Itulah ekslusivisme; itulah kesombongan; dan itulah sumber perpecahan.
Lebih
ekstrimnya lagi, ketika sudah merasa kuat, propaganda mereka jalankan
dengan terang-terangan, bahkan tak jarang (dan ini terbukti) sampai pada
perebutan atau penguasaan lahan dakwah seperti masjid, musholla, ta'lim
di kantor-kantor, atau minimal merintis kumpulan pengajian tandingan
baik di tempat-tempat tersebut maupun di rumah-rumah.
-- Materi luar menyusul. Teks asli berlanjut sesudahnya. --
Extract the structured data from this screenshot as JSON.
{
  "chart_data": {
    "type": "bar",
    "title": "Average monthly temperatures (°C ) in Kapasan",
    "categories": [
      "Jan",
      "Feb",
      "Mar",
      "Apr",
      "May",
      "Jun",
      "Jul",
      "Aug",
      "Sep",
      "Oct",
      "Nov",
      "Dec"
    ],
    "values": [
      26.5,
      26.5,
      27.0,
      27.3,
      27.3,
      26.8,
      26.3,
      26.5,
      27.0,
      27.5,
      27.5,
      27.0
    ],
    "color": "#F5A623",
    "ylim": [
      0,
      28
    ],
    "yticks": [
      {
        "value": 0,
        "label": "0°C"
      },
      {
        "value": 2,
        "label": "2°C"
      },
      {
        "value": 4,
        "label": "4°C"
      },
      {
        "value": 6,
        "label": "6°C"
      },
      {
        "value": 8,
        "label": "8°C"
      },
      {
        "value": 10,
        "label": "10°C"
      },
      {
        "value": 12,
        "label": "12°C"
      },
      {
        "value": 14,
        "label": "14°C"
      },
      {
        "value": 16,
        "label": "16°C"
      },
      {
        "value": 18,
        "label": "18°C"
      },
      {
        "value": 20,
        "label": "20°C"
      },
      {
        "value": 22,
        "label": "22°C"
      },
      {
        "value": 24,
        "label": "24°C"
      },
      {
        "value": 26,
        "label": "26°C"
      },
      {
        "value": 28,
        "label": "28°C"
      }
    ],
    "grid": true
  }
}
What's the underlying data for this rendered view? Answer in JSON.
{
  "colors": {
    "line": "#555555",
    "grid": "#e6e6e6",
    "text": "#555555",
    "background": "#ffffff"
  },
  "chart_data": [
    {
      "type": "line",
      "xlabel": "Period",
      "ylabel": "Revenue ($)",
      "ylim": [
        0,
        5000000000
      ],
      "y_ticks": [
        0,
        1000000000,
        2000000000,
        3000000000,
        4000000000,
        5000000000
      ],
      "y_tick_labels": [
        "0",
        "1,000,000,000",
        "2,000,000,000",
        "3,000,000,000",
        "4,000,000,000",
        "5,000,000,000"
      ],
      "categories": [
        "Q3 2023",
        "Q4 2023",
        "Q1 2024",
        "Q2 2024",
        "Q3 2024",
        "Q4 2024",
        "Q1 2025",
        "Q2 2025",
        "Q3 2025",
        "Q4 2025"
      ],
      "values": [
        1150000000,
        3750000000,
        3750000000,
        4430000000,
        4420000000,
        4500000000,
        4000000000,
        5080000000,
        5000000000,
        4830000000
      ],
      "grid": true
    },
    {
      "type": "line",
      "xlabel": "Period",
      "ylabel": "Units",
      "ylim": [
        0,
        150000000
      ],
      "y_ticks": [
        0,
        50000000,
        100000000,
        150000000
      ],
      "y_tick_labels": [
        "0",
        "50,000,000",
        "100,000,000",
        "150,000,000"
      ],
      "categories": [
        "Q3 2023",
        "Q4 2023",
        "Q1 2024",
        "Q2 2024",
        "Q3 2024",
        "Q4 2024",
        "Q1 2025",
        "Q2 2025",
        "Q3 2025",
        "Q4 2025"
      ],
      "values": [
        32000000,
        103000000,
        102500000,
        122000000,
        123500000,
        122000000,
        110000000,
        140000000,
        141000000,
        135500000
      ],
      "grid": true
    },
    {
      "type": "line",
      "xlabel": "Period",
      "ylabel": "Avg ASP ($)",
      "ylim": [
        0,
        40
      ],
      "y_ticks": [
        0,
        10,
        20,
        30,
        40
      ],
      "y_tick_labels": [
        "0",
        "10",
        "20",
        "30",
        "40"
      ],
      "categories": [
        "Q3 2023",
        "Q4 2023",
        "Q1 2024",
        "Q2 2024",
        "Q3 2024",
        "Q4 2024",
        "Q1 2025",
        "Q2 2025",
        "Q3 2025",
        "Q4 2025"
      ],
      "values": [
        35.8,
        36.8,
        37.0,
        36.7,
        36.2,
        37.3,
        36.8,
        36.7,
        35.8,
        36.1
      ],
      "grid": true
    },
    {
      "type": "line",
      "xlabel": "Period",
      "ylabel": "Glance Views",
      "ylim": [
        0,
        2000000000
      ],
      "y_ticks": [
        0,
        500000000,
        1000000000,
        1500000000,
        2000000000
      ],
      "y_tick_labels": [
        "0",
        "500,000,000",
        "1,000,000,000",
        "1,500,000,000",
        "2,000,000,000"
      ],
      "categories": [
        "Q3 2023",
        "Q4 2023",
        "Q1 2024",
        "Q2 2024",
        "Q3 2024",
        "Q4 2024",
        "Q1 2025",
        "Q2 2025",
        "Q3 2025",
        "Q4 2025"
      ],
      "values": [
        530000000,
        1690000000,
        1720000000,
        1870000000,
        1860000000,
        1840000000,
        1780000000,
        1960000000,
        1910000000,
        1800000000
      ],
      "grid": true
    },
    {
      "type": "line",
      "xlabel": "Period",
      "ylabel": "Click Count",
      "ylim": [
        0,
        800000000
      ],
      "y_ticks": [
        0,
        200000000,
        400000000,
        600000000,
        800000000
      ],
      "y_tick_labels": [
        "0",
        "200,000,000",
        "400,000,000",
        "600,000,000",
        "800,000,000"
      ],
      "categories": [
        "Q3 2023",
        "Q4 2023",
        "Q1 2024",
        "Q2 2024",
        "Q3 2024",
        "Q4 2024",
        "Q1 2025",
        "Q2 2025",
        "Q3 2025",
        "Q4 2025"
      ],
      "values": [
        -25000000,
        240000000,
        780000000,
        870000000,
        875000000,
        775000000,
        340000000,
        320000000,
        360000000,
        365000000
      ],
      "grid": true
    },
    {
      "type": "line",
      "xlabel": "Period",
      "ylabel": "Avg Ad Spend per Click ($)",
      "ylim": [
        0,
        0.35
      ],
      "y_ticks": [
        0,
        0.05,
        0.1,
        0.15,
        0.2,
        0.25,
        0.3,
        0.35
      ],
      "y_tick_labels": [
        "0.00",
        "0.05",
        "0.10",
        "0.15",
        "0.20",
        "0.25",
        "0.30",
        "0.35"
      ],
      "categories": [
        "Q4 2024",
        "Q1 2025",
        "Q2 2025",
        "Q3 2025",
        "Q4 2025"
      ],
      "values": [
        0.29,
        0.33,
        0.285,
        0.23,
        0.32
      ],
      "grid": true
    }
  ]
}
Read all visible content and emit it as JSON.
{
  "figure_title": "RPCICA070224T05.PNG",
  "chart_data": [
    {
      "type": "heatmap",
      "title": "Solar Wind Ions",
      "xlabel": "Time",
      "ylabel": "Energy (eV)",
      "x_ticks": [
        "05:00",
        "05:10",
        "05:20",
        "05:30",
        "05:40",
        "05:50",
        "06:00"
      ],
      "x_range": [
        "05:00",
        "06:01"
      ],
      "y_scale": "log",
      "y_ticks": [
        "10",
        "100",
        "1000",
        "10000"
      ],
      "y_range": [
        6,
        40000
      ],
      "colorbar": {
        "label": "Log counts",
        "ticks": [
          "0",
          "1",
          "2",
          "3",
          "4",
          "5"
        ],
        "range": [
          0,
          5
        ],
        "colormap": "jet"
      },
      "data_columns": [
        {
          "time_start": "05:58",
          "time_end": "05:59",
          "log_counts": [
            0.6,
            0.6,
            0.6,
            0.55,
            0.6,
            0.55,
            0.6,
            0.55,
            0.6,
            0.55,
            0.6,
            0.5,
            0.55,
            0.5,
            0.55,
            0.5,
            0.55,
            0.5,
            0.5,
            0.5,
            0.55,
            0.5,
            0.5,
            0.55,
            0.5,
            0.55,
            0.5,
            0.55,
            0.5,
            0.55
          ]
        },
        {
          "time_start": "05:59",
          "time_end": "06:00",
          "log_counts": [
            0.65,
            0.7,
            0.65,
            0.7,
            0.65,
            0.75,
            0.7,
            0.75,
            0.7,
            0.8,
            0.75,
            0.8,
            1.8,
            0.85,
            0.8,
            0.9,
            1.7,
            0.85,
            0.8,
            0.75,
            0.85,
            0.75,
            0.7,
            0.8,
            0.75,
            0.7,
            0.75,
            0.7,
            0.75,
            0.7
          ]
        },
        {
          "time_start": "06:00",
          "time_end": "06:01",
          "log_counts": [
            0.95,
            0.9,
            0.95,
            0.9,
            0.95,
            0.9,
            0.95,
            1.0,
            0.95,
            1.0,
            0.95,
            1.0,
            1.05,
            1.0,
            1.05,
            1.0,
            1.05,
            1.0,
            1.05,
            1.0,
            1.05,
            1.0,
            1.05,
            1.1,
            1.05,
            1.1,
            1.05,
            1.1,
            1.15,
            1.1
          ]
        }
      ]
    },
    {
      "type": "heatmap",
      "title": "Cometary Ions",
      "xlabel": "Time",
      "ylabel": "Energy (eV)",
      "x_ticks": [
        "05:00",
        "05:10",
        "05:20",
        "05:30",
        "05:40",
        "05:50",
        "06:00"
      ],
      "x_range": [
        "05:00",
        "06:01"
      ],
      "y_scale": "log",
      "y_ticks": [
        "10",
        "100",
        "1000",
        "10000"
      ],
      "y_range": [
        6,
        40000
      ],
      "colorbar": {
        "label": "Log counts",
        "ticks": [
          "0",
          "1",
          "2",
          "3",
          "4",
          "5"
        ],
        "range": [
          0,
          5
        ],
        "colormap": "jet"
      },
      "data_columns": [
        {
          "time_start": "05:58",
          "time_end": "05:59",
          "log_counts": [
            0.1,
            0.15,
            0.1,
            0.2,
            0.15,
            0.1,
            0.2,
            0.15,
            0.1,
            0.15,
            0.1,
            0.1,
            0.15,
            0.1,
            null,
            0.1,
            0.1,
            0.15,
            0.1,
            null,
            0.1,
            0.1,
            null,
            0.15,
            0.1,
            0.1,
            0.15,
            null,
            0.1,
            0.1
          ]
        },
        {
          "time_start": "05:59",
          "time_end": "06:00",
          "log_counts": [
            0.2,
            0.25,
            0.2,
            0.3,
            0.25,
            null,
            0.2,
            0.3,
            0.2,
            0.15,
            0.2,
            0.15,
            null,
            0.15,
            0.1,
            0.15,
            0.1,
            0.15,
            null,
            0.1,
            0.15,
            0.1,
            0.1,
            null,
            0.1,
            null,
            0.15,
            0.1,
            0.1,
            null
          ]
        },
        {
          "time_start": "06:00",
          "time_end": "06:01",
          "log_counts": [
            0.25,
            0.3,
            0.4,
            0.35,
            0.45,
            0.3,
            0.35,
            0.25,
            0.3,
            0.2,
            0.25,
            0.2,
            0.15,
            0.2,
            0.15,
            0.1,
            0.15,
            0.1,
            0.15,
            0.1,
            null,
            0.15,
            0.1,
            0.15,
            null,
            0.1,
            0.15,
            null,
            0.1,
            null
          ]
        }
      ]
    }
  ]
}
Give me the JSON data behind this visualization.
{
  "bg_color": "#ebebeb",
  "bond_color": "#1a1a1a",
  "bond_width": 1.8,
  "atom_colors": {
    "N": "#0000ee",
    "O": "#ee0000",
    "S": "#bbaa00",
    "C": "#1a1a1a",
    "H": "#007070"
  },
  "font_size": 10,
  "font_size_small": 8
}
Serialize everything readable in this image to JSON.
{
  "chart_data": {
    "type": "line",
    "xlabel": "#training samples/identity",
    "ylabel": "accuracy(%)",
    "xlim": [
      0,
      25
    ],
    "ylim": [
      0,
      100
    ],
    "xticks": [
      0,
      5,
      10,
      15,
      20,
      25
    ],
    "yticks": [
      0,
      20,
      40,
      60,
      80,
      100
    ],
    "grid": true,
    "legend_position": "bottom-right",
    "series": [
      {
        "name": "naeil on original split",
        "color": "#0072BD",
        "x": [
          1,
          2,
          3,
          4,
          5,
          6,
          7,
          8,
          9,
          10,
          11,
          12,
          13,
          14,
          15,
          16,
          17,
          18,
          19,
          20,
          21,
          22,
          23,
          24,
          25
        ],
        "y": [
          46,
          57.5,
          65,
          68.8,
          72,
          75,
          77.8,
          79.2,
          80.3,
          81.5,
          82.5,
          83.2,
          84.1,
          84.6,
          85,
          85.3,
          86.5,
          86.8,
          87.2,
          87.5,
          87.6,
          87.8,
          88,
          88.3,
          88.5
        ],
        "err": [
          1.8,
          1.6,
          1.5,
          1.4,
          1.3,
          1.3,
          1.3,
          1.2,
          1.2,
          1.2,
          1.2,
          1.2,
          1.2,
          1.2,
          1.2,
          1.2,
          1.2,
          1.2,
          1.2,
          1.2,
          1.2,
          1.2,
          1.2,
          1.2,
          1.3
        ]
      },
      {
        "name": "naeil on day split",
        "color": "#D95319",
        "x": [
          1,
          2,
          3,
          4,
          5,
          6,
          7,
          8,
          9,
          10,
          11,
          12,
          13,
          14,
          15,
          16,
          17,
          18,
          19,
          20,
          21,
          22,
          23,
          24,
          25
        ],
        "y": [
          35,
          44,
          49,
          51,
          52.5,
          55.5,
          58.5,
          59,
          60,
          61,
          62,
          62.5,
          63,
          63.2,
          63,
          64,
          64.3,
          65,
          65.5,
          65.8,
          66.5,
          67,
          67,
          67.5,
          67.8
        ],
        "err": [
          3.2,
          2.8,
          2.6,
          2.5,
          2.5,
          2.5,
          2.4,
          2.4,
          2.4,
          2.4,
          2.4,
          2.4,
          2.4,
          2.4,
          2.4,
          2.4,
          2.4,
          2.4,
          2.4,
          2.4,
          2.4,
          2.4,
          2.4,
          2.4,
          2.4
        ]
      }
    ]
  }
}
Akibatnya, tanpa
disadari mereka sudah menguasai sarana kegiatan dakwah di beberapa
komplek perumahan, dan telah merebut anggota "jama'ah" pengajian para
ustadz di wilayah setempat yang berbuntut pada terganggunya hubungan
silaturrahmi antar anggota jama'ah tersebut.
Buku
ini dibuat bukan untuk memperbesar jurang perpecahan tersebut,
melainkan untuk memperbaiki keadaan yang tidak nyaman itu dan meluruskan
apa yang seharusnya diluruskan dengan cara menyingkap
kekeliruan-kekeliruan pemahaman kaum Salafi dan Wahabi yang sangat
tersembunyi dan hampir tidak pernah disadari oleh para pengikutnya
bahkan tokoh-tokoh ulamanya.
Di
satu sisi, melalui buku ini kami berharap agar masyarakat awam yang
belum terpengaruh dapat membentengi diri dari paham yang merusak
silaturrahmi ini, di sisi lain kami juga sangat berharap agar
orang-orang yang sudah mengikuti paham Salafi dan Wahabi dapat menyadari
kekeliruannya lalu berusaha memperbaikinya, atau bahkan
meninggalkannya. Itulah kenapa buku ini kami beri judul "MENYINGKAP TIPU
DAYA & FITNAH KEJI FATWA-FATWA KAUM SALAFI & WAHABI".
Semoga
Allah senantiasa memberikan taufiq kepada kita untuk dapat melihat yang
benar sebagai kebenaran dan memberikan kita kekuatan untuk
mengikutinya, serta memperlihatkan yang batil sebagai kebatilan dan
memberikan kita kekuatan untuk menjauhkan diri darinya. Kepada-Nya lah
kami berserah diri, dan kepada-Nya lah kami kembali.